Seminary is Hard

In General by adminmark

Editor’s note: This post is the introductory chapter from The Complete Seminary Survival Guide by Mark Warnock.


Seminary is hard.

Seminary is hard academically. A Master’s level education in theology, biblical studies and ministry is no cake walk. Compared to your undergraduate program, the reading load is heavier, the writing demands are greater, and the thinking required is more difficult and abstract.

Seminary is hard financially. The cost of higher education has skyrocketed in recent decades, and sadly, seminary is no exception. Additionally, most seminary students are young adults. Many are married, and quite a few have kids. Available jobs for seminarians don’t typically pay much, and financial aid is scarce.

Seminary is hard relationally. If you move any distance to start seminary, the chances are that you will arrive with no friends or family nearby. You will be missing a big part of your relational support network. Rebuilding a new support network from scratch will take considerable time—time you are unlikely to have because of the crazy time demands of working while pursuing graduate study. Many seminary students struggle to find time just for the basic stuff of life: time with their spouses and children, time with God, time to just breathe! Where will you find time to building lasting relationships outside of your immediate family?

Seminary is hard spiritually. You come to seminary because you love God and want to serve him. You want to know the Bible better and be equipped. Studying the New Testament for class, however, is different from studying with a campus ministry group. The joy of discovering truth can fade under the weight of technical academic work.

Seminary will probably not be what you expect. Some students expect a three-year spiritual high, like a Passion Conference or revival meeting, and are disappointed when seminary turns out to be spiritually dull at times. Some expect close, fatherly mentoring from attentive professors. A few find that; most don’t. Some expect an intellectual feast, course after course of sumptuous theological fare. It’s a feast all right, but your part is to work like a prep cook in a hot kitchen, not sit at the table and enjoy.

Seminary might be the most demanding season of an aspiring minister’s life.

In 2007, I started because there were several young men in my congregation who were called to ministry. My pastor and I had to repeat the same counsel to each of them about calling, ministry preparation, and the ins and outs of seminary. After posting regularly for about three years, I had said what I needed to say, and left the site inactive and almost untouched while I returned to seminary for doctoral study.

Since that time, I have been astonished by the enduring appeal of an inactive site, as each month hundreds of visitors still browse and read through old articles. That interest prompted me to collect the most helpful material, revise it, and put it into book form.

I write as a seminary survivor, having earned both my M.Div. and Ph.D. from highly regarded evangelical seminaries. I loved seminary and greatly benefitted from my time there. My enthusiasm for seminary is tempered, however, by the experience of over twenty years in local church ministry, which, to be honest, has made me something of a pragmatist. I also teach at a Christian college, and train church planters out of a church-based residency program. As a result, I have been able to see seminary from three distinct perspectives: that of a pastor, a professor, and a student. Out of these experiences, I have reflected on how and to what degree seminary really prepares you for ministry.

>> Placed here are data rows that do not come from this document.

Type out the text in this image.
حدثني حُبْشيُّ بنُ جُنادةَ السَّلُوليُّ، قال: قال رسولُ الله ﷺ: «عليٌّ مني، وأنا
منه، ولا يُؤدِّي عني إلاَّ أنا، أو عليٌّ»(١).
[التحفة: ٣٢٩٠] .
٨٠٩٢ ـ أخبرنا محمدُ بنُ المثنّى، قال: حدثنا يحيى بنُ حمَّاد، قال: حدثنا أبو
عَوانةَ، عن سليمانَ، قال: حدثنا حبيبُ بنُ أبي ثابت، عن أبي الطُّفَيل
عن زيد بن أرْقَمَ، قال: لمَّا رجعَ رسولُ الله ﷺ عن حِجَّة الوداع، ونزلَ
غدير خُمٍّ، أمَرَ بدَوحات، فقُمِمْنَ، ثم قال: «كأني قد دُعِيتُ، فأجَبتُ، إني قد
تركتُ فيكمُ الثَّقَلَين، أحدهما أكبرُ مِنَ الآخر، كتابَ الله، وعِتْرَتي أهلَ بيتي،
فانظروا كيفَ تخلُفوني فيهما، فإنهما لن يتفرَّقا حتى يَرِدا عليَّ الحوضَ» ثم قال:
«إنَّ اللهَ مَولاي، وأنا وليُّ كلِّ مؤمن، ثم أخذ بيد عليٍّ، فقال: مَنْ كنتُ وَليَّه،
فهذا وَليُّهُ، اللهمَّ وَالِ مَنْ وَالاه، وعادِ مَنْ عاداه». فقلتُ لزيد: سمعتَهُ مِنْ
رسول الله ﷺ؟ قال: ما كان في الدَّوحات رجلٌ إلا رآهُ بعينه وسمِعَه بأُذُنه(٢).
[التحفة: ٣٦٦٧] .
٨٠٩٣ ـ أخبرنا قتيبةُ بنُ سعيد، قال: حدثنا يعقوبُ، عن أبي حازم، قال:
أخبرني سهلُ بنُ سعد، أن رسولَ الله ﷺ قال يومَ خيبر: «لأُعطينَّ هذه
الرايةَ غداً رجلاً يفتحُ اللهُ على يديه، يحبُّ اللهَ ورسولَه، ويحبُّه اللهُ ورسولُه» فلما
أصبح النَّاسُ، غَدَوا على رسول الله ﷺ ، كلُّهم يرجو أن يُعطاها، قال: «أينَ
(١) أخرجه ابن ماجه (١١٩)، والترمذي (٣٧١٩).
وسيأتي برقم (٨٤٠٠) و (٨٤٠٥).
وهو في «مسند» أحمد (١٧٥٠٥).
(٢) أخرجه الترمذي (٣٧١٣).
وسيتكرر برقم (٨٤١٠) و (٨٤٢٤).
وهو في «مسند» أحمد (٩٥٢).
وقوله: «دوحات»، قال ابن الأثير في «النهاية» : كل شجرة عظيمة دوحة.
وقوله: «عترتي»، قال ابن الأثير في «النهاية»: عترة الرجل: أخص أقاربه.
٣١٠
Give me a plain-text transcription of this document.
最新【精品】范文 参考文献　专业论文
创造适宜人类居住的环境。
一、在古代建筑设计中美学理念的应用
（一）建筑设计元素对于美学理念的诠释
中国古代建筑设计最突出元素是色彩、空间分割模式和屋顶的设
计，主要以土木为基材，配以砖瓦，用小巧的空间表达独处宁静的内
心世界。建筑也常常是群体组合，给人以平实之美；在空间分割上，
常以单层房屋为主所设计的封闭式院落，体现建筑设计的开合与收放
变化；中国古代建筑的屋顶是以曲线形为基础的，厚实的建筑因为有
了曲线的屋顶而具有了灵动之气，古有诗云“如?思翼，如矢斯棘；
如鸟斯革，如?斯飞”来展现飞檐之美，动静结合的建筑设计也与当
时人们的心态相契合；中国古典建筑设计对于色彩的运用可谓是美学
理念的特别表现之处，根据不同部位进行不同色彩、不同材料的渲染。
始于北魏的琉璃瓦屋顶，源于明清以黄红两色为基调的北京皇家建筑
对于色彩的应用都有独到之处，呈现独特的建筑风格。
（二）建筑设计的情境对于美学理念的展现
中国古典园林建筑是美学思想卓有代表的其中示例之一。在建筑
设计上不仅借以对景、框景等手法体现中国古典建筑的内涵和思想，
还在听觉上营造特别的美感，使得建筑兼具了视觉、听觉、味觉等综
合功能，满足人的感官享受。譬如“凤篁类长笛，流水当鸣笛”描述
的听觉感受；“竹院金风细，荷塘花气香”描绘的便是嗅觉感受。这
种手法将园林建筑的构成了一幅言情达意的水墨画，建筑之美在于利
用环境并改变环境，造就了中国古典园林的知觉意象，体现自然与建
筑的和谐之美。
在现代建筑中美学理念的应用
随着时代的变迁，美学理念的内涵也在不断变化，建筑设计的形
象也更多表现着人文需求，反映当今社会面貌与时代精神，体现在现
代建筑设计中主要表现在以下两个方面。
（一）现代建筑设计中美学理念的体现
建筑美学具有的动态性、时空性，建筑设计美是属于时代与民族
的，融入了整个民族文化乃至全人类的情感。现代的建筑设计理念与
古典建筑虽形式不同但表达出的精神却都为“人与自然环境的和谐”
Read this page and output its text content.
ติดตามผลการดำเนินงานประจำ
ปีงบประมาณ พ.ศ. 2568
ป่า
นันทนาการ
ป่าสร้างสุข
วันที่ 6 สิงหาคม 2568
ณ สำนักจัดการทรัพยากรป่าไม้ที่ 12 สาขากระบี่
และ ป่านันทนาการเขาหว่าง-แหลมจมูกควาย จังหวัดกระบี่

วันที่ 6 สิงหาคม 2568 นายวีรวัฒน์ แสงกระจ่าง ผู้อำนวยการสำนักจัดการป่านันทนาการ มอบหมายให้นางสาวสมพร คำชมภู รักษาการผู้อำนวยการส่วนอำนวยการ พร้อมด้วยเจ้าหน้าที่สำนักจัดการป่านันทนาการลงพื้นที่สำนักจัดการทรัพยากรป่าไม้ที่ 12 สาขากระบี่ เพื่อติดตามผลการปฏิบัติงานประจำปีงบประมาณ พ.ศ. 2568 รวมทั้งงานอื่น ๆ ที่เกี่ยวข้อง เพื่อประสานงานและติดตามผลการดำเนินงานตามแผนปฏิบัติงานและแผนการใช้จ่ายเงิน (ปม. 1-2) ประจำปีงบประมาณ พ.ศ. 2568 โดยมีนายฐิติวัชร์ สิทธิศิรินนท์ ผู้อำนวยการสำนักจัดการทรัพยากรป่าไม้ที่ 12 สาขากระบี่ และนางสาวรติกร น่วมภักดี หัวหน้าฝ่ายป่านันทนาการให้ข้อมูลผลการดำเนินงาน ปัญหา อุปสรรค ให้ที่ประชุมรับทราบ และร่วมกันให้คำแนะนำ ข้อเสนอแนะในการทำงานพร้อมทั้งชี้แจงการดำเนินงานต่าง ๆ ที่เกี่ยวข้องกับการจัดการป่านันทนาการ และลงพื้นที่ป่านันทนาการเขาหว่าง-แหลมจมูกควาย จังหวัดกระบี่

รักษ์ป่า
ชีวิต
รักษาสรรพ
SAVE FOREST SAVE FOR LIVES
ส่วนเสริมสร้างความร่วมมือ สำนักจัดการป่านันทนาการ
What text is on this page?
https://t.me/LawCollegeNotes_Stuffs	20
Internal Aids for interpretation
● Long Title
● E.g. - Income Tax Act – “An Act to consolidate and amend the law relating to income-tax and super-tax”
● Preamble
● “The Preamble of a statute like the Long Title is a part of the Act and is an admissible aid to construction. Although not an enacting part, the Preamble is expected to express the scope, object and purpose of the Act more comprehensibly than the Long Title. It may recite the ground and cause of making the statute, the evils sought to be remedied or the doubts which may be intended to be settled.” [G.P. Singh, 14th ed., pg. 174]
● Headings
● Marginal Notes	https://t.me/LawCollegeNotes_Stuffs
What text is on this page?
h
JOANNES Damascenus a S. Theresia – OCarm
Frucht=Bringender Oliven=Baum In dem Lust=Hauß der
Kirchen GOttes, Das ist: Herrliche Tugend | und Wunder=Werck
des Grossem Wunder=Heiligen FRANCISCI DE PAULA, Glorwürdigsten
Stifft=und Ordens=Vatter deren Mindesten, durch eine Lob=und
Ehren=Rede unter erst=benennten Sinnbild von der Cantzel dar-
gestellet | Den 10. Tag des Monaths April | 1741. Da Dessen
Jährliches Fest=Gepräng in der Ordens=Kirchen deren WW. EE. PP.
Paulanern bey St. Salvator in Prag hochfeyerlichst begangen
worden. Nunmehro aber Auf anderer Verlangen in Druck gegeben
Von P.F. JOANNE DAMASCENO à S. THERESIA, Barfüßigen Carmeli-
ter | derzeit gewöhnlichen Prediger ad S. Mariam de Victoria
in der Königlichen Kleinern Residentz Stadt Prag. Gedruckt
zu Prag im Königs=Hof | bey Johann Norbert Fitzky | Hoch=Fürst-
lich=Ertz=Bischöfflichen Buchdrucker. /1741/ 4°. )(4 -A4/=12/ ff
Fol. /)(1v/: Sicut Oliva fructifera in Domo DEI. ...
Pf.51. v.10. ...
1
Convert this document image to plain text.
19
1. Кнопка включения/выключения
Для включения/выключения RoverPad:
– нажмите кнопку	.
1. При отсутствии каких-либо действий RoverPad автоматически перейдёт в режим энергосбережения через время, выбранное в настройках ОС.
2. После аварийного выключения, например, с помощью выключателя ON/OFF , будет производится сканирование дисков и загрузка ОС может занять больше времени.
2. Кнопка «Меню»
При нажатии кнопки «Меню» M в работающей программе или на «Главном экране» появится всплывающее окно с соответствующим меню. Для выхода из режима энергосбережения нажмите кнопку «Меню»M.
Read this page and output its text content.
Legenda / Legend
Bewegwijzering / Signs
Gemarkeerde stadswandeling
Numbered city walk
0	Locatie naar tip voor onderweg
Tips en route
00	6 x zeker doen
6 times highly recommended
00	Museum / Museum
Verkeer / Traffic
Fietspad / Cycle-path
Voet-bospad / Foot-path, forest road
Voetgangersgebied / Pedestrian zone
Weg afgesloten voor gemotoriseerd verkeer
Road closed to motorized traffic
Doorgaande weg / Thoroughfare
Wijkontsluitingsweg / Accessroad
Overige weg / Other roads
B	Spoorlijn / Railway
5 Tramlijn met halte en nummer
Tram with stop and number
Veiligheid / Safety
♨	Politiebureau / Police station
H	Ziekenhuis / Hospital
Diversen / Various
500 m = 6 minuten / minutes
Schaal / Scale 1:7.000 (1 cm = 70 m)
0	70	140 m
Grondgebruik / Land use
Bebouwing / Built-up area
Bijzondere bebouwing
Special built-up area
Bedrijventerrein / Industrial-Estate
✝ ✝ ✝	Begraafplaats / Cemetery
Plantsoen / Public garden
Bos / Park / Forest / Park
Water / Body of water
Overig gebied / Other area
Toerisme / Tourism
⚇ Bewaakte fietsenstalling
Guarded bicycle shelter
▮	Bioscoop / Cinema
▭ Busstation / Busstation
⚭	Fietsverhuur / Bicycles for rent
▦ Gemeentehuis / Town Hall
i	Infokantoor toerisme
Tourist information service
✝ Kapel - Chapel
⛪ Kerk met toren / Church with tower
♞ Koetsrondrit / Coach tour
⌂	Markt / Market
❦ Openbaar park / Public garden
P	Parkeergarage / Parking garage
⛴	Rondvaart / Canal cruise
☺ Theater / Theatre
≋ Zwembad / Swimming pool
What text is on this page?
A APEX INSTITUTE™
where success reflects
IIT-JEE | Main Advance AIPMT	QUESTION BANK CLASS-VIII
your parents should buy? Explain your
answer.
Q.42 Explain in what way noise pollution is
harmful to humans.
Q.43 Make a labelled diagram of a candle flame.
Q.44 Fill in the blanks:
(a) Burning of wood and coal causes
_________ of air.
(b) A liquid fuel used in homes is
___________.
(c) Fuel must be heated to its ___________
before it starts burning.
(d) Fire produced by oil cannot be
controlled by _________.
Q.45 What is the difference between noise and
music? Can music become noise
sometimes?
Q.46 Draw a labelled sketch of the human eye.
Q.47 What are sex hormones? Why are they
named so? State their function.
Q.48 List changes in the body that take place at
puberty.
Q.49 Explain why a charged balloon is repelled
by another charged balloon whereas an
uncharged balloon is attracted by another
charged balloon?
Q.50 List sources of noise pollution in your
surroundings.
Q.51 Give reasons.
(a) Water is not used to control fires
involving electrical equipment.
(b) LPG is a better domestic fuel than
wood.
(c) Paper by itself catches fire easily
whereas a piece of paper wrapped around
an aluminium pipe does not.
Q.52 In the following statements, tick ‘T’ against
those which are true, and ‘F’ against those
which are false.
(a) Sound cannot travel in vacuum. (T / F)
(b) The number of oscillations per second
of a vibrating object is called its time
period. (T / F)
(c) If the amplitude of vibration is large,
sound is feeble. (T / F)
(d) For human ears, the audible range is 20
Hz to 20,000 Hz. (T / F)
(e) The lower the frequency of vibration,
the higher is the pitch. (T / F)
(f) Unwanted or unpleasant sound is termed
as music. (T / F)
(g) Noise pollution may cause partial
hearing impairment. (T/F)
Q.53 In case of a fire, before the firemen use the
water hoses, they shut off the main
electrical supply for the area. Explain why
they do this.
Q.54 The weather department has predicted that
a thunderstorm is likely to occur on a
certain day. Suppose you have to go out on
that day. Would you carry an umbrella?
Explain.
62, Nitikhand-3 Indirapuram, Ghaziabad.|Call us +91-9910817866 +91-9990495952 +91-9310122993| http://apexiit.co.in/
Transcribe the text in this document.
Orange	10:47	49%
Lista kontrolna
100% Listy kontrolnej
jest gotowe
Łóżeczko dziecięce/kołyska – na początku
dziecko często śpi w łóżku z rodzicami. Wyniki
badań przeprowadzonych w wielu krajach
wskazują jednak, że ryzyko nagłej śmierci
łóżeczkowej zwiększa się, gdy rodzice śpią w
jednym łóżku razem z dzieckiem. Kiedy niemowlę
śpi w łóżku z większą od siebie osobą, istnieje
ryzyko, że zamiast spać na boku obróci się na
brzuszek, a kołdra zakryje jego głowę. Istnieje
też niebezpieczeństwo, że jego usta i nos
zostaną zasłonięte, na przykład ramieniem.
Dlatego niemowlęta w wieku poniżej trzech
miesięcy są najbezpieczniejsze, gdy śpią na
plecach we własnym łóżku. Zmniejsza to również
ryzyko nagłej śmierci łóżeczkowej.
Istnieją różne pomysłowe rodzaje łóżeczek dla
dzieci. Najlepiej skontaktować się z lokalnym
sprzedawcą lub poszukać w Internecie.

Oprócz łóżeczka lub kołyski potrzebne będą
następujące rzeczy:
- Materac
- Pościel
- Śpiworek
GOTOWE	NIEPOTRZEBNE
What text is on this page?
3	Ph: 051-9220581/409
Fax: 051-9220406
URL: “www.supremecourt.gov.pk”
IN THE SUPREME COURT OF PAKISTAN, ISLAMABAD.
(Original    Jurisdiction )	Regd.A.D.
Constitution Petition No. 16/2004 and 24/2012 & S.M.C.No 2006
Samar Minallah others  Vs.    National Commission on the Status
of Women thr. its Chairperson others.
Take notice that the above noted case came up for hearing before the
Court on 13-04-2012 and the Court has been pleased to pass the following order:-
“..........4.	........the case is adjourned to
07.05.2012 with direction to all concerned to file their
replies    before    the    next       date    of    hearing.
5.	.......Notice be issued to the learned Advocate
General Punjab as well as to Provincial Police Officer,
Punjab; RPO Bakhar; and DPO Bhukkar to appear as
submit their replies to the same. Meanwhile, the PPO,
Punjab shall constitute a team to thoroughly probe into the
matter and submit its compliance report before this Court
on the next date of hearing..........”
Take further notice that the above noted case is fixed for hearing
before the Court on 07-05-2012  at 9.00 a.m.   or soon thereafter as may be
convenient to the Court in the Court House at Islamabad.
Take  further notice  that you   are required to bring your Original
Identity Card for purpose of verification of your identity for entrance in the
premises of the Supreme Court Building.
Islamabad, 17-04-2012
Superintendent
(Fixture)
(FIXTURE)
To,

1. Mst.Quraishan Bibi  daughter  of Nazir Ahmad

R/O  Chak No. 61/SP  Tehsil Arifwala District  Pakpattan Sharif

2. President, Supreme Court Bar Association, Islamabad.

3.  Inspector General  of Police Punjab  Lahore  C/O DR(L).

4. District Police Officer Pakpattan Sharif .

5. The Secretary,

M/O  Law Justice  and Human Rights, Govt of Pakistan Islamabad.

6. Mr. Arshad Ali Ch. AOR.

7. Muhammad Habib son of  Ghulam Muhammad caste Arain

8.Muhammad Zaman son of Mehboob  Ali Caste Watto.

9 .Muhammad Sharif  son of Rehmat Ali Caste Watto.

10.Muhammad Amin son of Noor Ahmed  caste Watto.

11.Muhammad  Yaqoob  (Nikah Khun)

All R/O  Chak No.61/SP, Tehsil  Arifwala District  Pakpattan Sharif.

I am joined in this book by Tyler Wright, coauthor of Millennials and Money. Tyler works in the financial services industry and knows how money works. His four-chapter contribution to this book pulls no punches. Students would be wise to heed his counsel carefully.

Think of this book like a travel guide, a Fodor’s or Lonely Planet handbook to seminary. It points out the highlights and must-see elements, steers you away from dangerous areas, and, most importantly, advises you on how to get the most out of the experience. I intentionally challenge conventional wisdom and take provocative stances, not because my ideas are always right or best, but because I want to challenge your thinking and stir you to find solutions that work for you.

Most of all, however, I want you to survive seminary. The church desperately needs more godly, qualified leaders. Seminary is a daunting hurdle for those preparing for ministry, and is almost never what you expect. I want to help you get through with your ministry, your family, your finances, and your soul intact.

Seminary is a gift, a rare opportunity that many people in the world never get. Make the most of it.

“Be very careful, then, how you live—not as unwise but as wise, making the most of every opportunity, because the days are evil” (Ephesians 5:15-16, NIV).